The claimant shifted a little in his chair. He seemed to be looking back cynically, yet with a certain satisfaction; and none of the others moved. The suave Mr. Welkyn, who seemed about to interpose with a comment or suggestion, looked quickly round at the group of faces and remained silent.
“The odd part of it,” continued the speaker, examining his fingernails, “was that this boy envied me. His name (which was something unpronounceable) he had changed to ‘Patrick Gore’ because he liked the sound of it. He disliked circus life. He disliked the movement and the change and the din and the upset. He hated stakes driven in overnight to be pulled up in the morning, and elbows in your face at the soup-kitchen. I don’t know where he got it: he was a reserved, cold-faced, well-mannered little bounder. The first time we met we flew at each other and fought until half the steerage had to drag us apart. I am afraid that I was so enraged I wanted to go at him afterwards with my clasp-knife. He simply bowed to me and walked away; I can see him yet.—I am referring, my friend, to you.”

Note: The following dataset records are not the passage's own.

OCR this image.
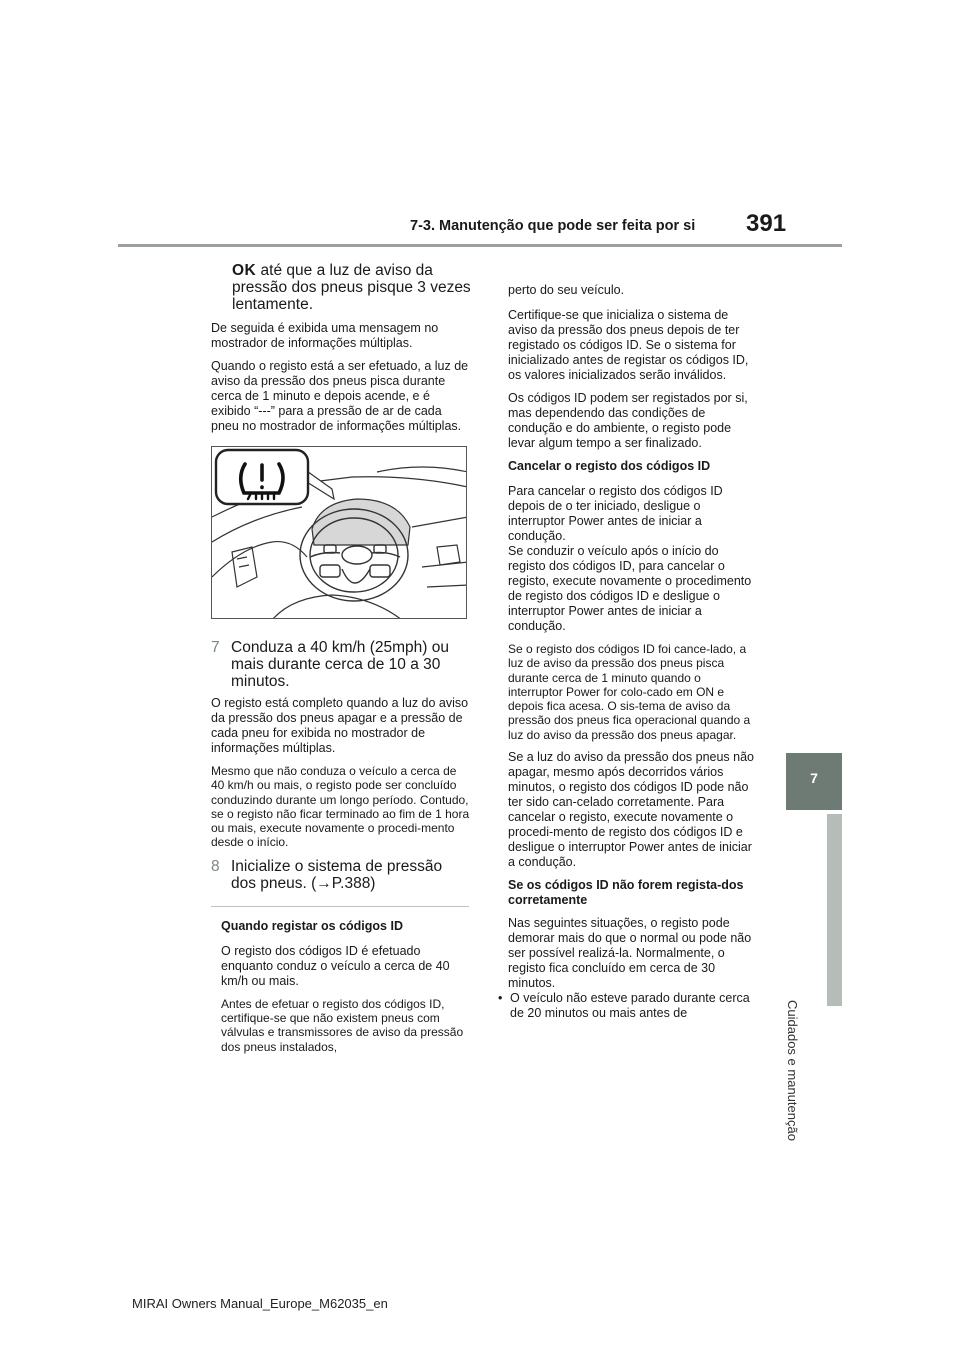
7-3. Manutenção que pode ser feita por si 391
7
Cuidados e manutenção

OK até que a luz de aviso da pressão dos pneus pisque 3 vezes lentamente.

De seguida é exibida uma mensagem no mostrador de informações múltiplas.

Quando o registo está a ser efetuado, a luz de aviso da pressão dos pneus pisca durante cerca de 1 minuto e depois acende, e é exibido “---” para a pressão de ar de cada pneu no mostrador de informações múltiplas.

7 Conduza a 40 km/h (25mph) ou mais durante cerca de 10 a 30 minutos.

O registo está completo quando a luz do aviso da pressão dos pneus apagar e a pressão de cada pneu for exibida no mostrador de informações múltiplas.

Mesmo que não conduza o veículo a cerca de 40 km/h ou mais, o registo pode ser concluído conduzindo durante um longo período. Contudo, se o registo não ficar terminado ao fim de 1 hora ou mais, execute novamente o procedi-mento desde o início.

8 Inicialize o sistema de pressão dos pneus. (→P.388)

Quando registar os códigos ID

O registo dos códigos ID é efetuado enquanto conduz o veículo a cerca de 40 km/h ou mais.

Antes de efetuar o registo dos códigos ID, certifique-se que não existem pneus com válvulas e transmissores de aviso da pressão dos pneus instalados,

perto do seu veículo.

Certifique-se que inicializa o sistema de aviso da pressão dos pneus depois de ter registado os códigos ID. Se o sistema for inicializado antes de registar os códigos ID, os valores inicializados serão inválidos.

Os códigos ID podem ser registados por si, mas dependendo das condições de condução e do ambiente, o registo pode levar algum tempo a ser finalizado.

Cancelar o registo dos códigos ID

Para cancelar o registo dos códigos ID depois de o ter iniciado, desligue o interruptor Power antes de iniciar a condução.

Se conduzir o veículo após o início do registo dos códigos ID, para cancelar o registo, execute novamente o procedimento de registo dos códigos ID e desligue o interruptor Power antes de iniciar a condução.

Se o registo dos códigos ID foi cance-lado, a luz de aviso da pressão dos pneus pisca durante cerca de 1 minuto quando o interruptor Power for colo-cado em ON e depois fica acesa. O sis-tema de aviso da pressão dos pneus fica operacional quando a luz do aviso da pressão dos pneus apagar.

Se a luz do aviso da pressão dos pneus não apagar, mesmo após decorridos vários minutos, o registo dos códigos ID pode não ter sido can-celado corretamente. Para cancelar o registo, execute novamente o procedi-mento de registo dos códigos ID e desligue o interruptor Power antes de iniciar a condução.

Se os códigos ID não forem regista-dos corretamente

Nas seguintes situações, o registo pode demorar mais do que o normal ou pode não ser possível realizá-la. Normalmente, o registo fica concluído em cerca de 30 minutos.

• O veículo não esteve parado durante cerca de 20 minutos ou mais antes de
MIRAI Owners Manual_Europe_M62035_en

He glanced up at Farnleigh.
“This can’t be real,” Farnleigh said suddenly, and passed his hand across his forehead, “I don’t believe it. It’s a nightmare. Are you seriously suggesting______?”

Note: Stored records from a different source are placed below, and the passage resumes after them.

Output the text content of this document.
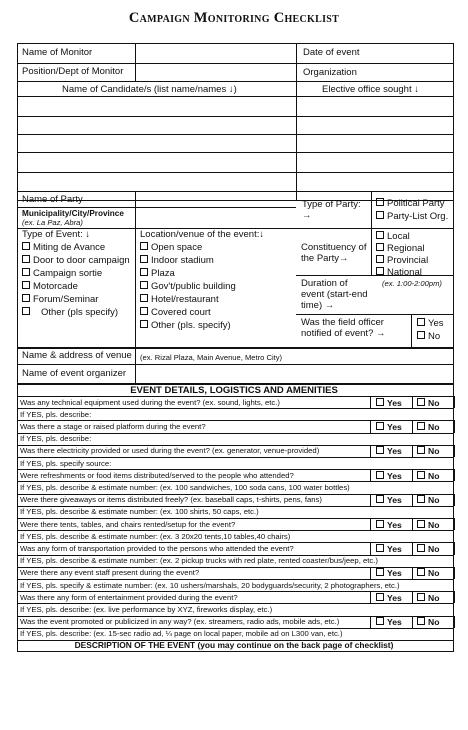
Campaign Monitoring Checklist
Name of Monitor	Date of event
Position/Dept of Monitor	Organization
Name of Candidate/s (list name/names ↓)	Elective office sought ↓
Name of Party
Municipality/City/Province
(ex. La Paz, Abra)
Type of Party: →
Political Party
Party-List Org.
Type of Event: ↓
Miting de Avance
Door to door campaign
Campaign sortie
Motorcade
Forum/Seminar
Other (pls specify)
Location/venue of the event:↓
Open space
Indoor stadium
Plaza
Gov't/public building
Hotel/restaurant
Covered court
Other (pls. specify)
Constituency of the Party→
Local
Regional
Provincial
National
Duration of event (start-end time) →
(ex. 1:00-2:00pm)
Was the field officer notified of event? →
Yes
No
Name & address of venue (ex. Rizal Plaza, Main Avenue, Metro City)
Name of event organizer
EVENT DETAILS, LOGISTICS AND AMENITIES
Was any technical equipment used during the event? (ex. sound, lights, etc.)	Yes	No
If YES, pls. describe:
Was there a stage or raised platform during the event?	Yes	No
If YES, pls. describe:
Was there electricity provided or used during the event? (ex. generator, venue-provided)	Yes	No
If YES, pls. specify source:
Were refreshments or food items distributed/served to the people who attended?	Yes	No
If YES, pls. describe & estimate number: (ex. 100 sandwiches, 100 soda cans, 100 water bottles)
Were there giveaways or items distributed freely? (ex. baseball caps, t-shirts, pens, fans)	Yes	No
If YES, pls. describe & estimate number: (ex. 100 shirts, 50 caps, etc.)
Were there tents, tables, and chairs rented/setup for the event?	Yes	No
If YES, pls. describe & estimate number: (ex. 3 20x20 tents,10 tables,40 chairs)
Was any form of transportation provided to the persons who attended the event?	Yes	No
If YES, pls. describe & estimate number: (ex. 2 pickup trucks with red plate, rented coaster/bus/jeep, etc.)
Were there any event staff present during the event?	Yes	No
If YES, pls. specify & estimate number: (ex. 10 ushers/marshals, 20 bodyguards/security, 2 photographers, etc.)
Was there any form of entertainment provided during the event?	Yes	No
If YES, pls. describe: (ex. live performance by XYZ, fireworks display, etc.)
Was the event promoted or publicized in any way? (ex. streamers, radio ads, mobile ads, etc.)	Yes	No
If YES, pls. describe: (ex. 15-sec radio ad, ¼ page on local paper, mobile ad on L300 van, etc.)
DESCRIPTION OF THE EVENT (you may continue on the back page of checklist)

“Yes,” agreed the other, with a decisive snap. “We discussed how pleasant it would be if we could swap identities. Only as a w
ild dream of let’s pretend, of course: at that moment. You said it would never work, though you looked as though you would like to murder me to get it. I don’t suppose I ever really meant to carry out any such thing; the interesting point is that you did mean it. I used to give you information about myself. I used to tell you, ‘Now if you met my Aunt So-and-So or my Cousin This-and-That, this is what you must say to them,’ and lord it over you in a way that I do not like to remember: for this is no justification of my behavior there. I thought you were a prig and I still think so. I also showed you my diary. I always kept a diary, for the simple reason that there was nobody on earth I could talk to. I still keep one.” Here the claimant glanced up almost whimsically. “Do you remember me, Patrick? Do you remember the night the Titanic went down?”
There was a pause.
On Farnleigh’s face there was no expression of anger: only of bewilderment.

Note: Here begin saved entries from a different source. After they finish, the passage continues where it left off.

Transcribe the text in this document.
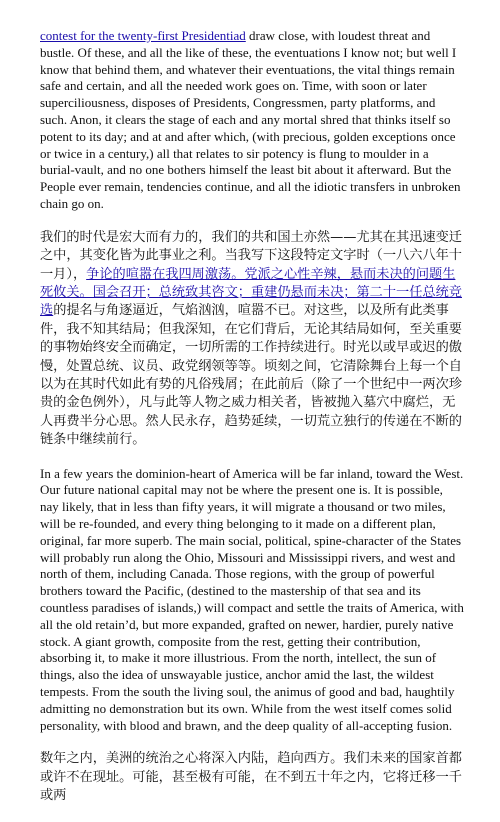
contest for the twenty-first Presidentiad draw close, with loudest threat and bustle. Of these, and all the like of these, the eventuations I know not; but well I know that behind them, and whatever their eventuations, the vital things remain safe and certain, and all the needed work goes on. Time, with soon or later superciliousness, disposes of Presidents, Congressmen, party platforms, and such. Anon, it clears the stage of each and any mortal shred that thinks itself so potent to its day; and at and after which, (with precious, golden exceptions once or twice in a century,) all that relates to sir potency is flung to moulder in a burial-vault, and no one bothers himself the least bit about it afterward. But the People ever remain, tendencies continue, and all the idiotic transfers in unbroken chain go on.

我们的时代是宏大而有力的，我们的共和国土亦然——尤其在其迅速变迁之中，其变化皆为此事业之利。当我写下这段特定文字时（一八六八年十一月），争论的喧嚣在我四周激荡。党派之心性辛辣，悬而未决的问题生死攸关。国会召开；总统致其咨文；重建仍悬而未决；第二十一任总统竞选的提名与角逐逼近，气焰汹汹，喧嚣不已。对这些，以及所有此类事件，我不知其结局；但我深知，在它们背后，无论其结局如何，至关重要的事物始终安全而确定，一切所需的工作持续进行。时光以或早或迟的傲慢，处置总统、议员、政党纲领等等。顷刻之间，它清除舞台上每一个自以为在其时代如此有势的凡俗残屑；在此前后（除了一个世纪中一两次珍贵的金色例外），凡与此等人物之威力相关者，皆被抛入墓穴中腐烂，无人再费半分心思。然人民永存，趋势延续，一切荒立独行的传递在不断的链条中继续前行。

In a few years the dominion-heart of America will be far inland, toward the West. Our future national capital may not be where the present one is. It is possible, nay likely, that in less than fifty years, it will migrate a thousand or two miles, will be re-founded, and every thing belonging to it made on a different plan, original, far more superb. The main social, political, spine-character of the States will probably run along the Ohio, Missouri and Mississippi rivers, and west and north of them, including Canada. Those regions, with the group of powerful brothers toward the Pacific, (destined to the mastership of that sea and its countless paradises of islands,) will compact and settle the traits of America, with all the old retain’d, but more expanded, grafted on newer, hardier, purely native stock. A giant growth, composite from the rest, getting their contribution, absorbing it, to make it more illustrious. From the north, intellect, the sun of things, also the idea of unswayable justice, anchor amid the last, the wildest tempests. From the south the living soul, the animus of good and bad, haughtily admitting no demonstration but its own. While from the west itself comes solid personality, with blood and brawn, and the deep quality of all-accepting fusion.

数年之内，美洲的统治之心将深入内陆，趋向西方。我们未来的国家首都或许不在现址。可能，甚至极有可能，在不到五十年之内，它将迁移一千或两
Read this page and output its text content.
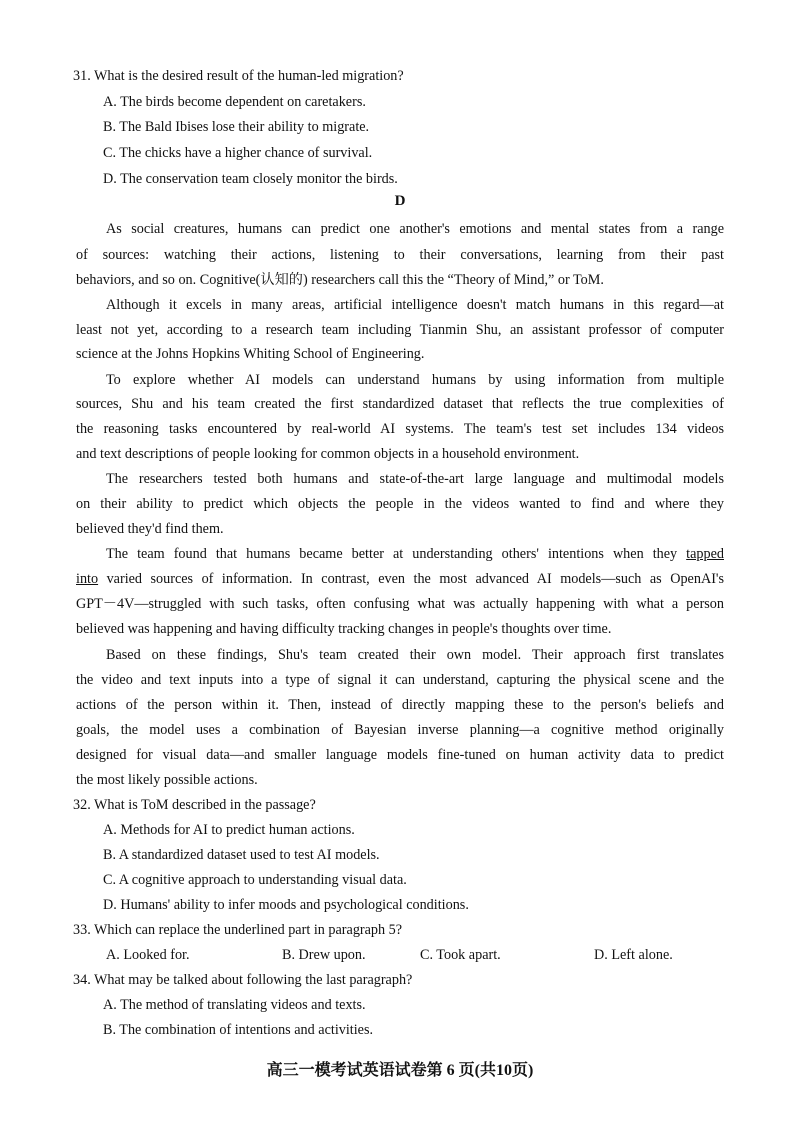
31. What is the desired result of the human-led migration?
A. The birds become dependent on caretakers.
B. The Bald Ibises lose their ability to migrate.
C. The chicks have a higher chance of survival.
D. The conservation team closely monitor the birds.
D
As social creatures, humans can predict one another's emotions and mental states from a range
of sources: watching their actions, listening to their conversations, learning from their past
behaviors, and so on. Cognitive(认知的) researchers call this the “Theory of Mind,” or ToM.
Although it excels in many areas, artificial intelligence doesn't match humans in this regard—at
least not yet, according to a research team including Tianmin Shu, an assistant professor of computer
science at the Johns Hopkins Whiting School of Engineering.
To explore whether AI models can understand humans by using information from multiple
sources, Shu and his team created the first standardized dataset that reflects the true complexities of
the reasoning tasks encountered by real-world AI systems. The team's test set includes 134 videos
and text descriptions of people looking for common objects in a household environment.
The researchers tested both humans and state-of-the-art large language and multimodal models
on their ability to predict which objects the people in the videos wanted to find and where they
believed they'd find them.
The team found that humans became better at understanding others' intentions when they tapped
into varied sources of information. In contrast, even the most advanced AI models—such as OpenAI's
GPT－4V—struggled with such tasks, often confusing what was actually happening with what a person
believed was happening and having difficulty tracking changes in people's thoughts over time.
Based on these findings, Shu's team created their own model. Their approach first translates
the video and text inputs into a type of signal it can understand, capturing the physical scene and the
actions of the person within it. Then, instead of directly mapping these to the person's beliefs and
goals, the model uses a combination of Bayesian inverse planning—a cognitive method originally
designed for visual data—and smaller language models fine-tuned on human activity data to predict
the most likely possible actions.
32. What is ToM described in the passage?
A. Methods for AI to predict human actions.
B. A standardized dataset used to test AI models.
C. A cognitive approach to understanding visual data.
D. Humans' ability to infer moods and psychological conditions.
33. Which can replace the underlined part in paragraph 5?
A. Looked for.	B. Drew upon.	C. Took apart.	D. Left alone.
34. What may be talked about following the last paragraph?
A. The method of translating videos and texts.
B. The combination of intentions and activities.
高三一模考试英语试卷第 6 页(共10页)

“I keep telling you,” he said, “that you’re mad.”
“When we struck that iceberg,” the other went on carefully, “I will tell you exactly what I was doing. I was down in the cabin I shared with poor old Murray, while he was in the smoking-room playing bridge. Murray kept a flask of brandy in one of his coats; and I was sampling it because they would not serve me in the bar.
“I scarcely felt it when we struck; I question if anybody did. There was a very slight bump, hardly enough to spill a filled cocktail-glass on a table; and then the stopping of the engines. I only went out into the alleyway because I wondered why the engines had stopped. The first I knew of it came from the noise of voices getting louder and closer; and then a woman suddenly running past screaming with a blue quilt wrapped round her shoulders.”
For the first time the claimant hesitated.
“I am not going to bring back old tragedies by saying anything more about that part of it,” he said, opening and shutting his hands. “I will say only this, for which God forgive me, even as a boy: I rather enjoyed it. I was not in the least frightened. I was exhilarated. It was something out of the common, something to take away the ordinary sameness of everyday life; and I had always been looking for things like that. And I was so wild with excitement that I agreed to change identities with Patrick Gore. The determination seemed to come to me all at once, though I am wondering if he had thought about it for a long time.